Poll: Romney holds almost 50-point advantage among white evangelicals
President Obama continues to lead Mitt Romney among the general electorate and independent voters, but the presumptive Republican nominee earns more than three times as many white evangelical voters as the incumbent, according to a new poll from the Public Religion Research Institute.
According to the poll, Romney earns nearly seven in 10 — 68 percent — of white evangelicals, versus just 19 percent for President Obama. That's far below the national average, where the president leads Romney 47 percent to 38, and far more dramatic than the candidates' performance among other religious demographics.
“The survey signals that white evangelical Protestant voters are moving beyond the reservations they may have held earlier in the campaign about Romney’s Mormon faith,” said Dr. Robert P. Jones, PRRI CEO, in a statement. “While two-thirds of white evangelical voters say that it is generally important that a presidential candidate share their religious beliefs, their differences with Romney on religion are not translating into a significant lack of support at the ballot box.”
Obama also holds leads among white mainline Protestants, leading Romney 50-37 percent.

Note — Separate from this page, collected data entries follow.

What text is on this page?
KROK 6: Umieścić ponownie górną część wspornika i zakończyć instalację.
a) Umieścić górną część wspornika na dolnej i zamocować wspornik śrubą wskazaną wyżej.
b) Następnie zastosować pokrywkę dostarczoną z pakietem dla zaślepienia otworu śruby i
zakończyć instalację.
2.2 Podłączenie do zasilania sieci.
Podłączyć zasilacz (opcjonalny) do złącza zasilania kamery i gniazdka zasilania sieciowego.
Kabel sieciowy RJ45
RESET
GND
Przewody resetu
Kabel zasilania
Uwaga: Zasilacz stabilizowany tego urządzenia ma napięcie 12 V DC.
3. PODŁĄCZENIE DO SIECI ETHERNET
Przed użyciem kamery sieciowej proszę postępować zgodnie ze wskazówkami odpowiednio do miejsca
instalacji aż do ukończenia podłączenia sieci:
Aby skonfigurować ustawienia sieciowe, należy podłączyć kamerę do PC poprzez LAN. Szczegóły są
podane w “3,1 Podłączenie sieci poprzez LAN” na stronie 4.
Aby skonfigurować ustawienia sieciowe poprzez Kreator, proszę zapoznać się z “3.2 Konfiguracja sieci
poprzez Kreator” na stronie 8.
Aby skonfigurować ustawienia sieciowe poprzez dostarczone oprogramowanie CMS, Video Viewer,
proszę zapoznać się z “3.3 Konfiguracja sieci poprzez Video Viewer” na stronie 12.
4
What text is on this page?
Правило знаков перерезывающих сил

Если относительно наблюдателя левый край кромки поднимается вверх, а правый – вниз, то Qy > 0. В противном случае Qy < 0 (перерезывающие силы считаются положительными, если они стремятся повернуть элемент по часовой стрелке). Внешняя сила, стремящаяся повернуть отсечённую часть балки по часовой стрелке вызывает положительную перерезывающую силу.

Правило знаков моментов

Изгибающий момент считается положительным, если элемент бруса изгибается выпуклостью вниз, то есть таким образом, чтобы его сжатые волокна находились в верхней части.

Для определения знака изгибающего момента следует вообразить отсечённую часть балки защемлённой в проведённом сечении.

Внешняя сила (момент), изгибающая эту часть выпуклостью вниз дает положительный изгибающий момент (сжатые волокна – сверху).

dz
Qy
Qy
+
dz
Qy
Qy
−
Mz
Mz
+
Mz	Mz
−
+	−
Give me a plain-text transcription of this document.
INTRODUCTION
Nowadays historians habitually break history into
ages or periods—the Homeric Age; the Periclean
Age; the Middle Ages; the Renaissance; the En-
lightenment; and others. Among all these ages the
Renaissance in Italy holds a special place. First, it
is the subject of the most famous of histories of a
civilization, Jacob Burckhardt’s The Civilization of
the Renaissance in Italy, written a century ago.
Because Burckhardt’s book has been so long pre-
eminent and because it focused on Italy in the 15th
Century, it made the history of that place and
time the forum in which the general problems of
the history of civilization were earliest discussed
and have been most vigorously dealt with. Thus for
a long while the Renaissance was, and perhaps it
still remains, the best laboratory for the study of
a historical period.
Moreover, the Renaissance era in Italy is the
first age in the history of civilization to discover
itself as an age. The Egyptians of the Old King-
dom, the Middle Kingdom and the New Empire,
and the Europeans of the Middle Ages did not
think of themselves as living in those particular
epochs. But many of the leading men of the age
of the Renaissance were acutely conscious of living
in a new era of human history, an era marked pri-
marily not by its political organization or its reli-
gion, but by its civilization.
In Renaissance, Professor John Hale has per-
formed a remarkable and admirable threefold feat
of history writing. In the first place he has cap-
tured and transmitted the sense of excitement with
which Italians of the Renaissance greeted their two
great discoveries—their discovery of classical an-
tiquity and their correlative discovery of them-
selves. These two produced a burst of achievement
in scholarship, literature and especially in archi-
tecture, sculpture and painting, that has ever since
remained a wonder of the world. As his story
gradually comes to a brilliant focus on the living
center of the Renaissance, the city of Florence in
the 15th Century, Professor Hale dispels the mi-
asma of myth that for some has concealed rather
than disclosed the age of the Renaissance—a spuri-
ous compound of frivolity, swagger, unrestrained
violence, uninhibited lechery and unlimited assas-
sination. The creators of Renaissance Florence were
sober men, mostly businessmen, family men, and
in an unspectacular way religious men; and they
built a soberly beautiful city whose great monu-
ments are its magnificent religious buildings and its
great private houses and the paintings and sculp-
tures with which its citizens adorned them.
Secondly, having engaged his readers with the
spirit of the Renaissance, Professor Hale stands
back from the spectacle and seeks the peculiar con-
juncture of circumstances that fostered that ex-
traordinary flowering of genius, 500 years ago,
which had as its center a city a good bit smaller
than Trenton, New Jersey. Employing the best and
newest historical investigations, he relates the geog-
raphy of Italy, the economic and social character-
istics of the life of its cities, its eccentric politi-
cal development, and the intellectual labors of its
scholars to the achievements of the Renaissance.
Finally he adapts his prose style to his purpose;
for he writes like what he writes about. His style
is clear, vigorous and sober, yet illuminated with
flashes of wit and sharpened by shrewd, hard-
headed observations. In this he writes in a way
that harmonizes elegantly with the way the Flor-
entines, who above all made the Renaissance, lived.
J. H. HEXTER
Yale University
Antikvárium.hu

And the president shows strength among religiously unaffiliated voters, leading Romney 57-22 percent.
The poll showed that a majority of voters — 58 percent — said that it was either not too important or not at all important for a presidential candidate to share their religious beliefs.
That number could be down significantly because neither candidate seems to have connected with the electorate on religious grounds. Only 38 percent say Obama's religious beliefs are similar to their own, versus a mere 30 percent for Romney. Around half of voters correctly identify Romney's faith as Mormon.
The president's decision Wednesday to publicly express support for gay marriage might have been partially influenced by an acknowledgment of his standing in the polls among evangelicals. Already trailing dramatically within the group — among the most vocal opponents of same-sex marriage — the president's campaign team might have decided there was a reduced risk in endorsing gay marriage.
But on Wednesday, Obama said the politics of the announcement were not yet clear.
"I think it'd be hard to argue somehow this is something I'd be doing for political advantage, because, frankly, the politics — it's not clear how they cut. But I'm not going to be spending most of my time talking about this because frankly, my job as president right now, my biggest priority, is growing the economy and making sure we put people back to work," Obama told ABC News.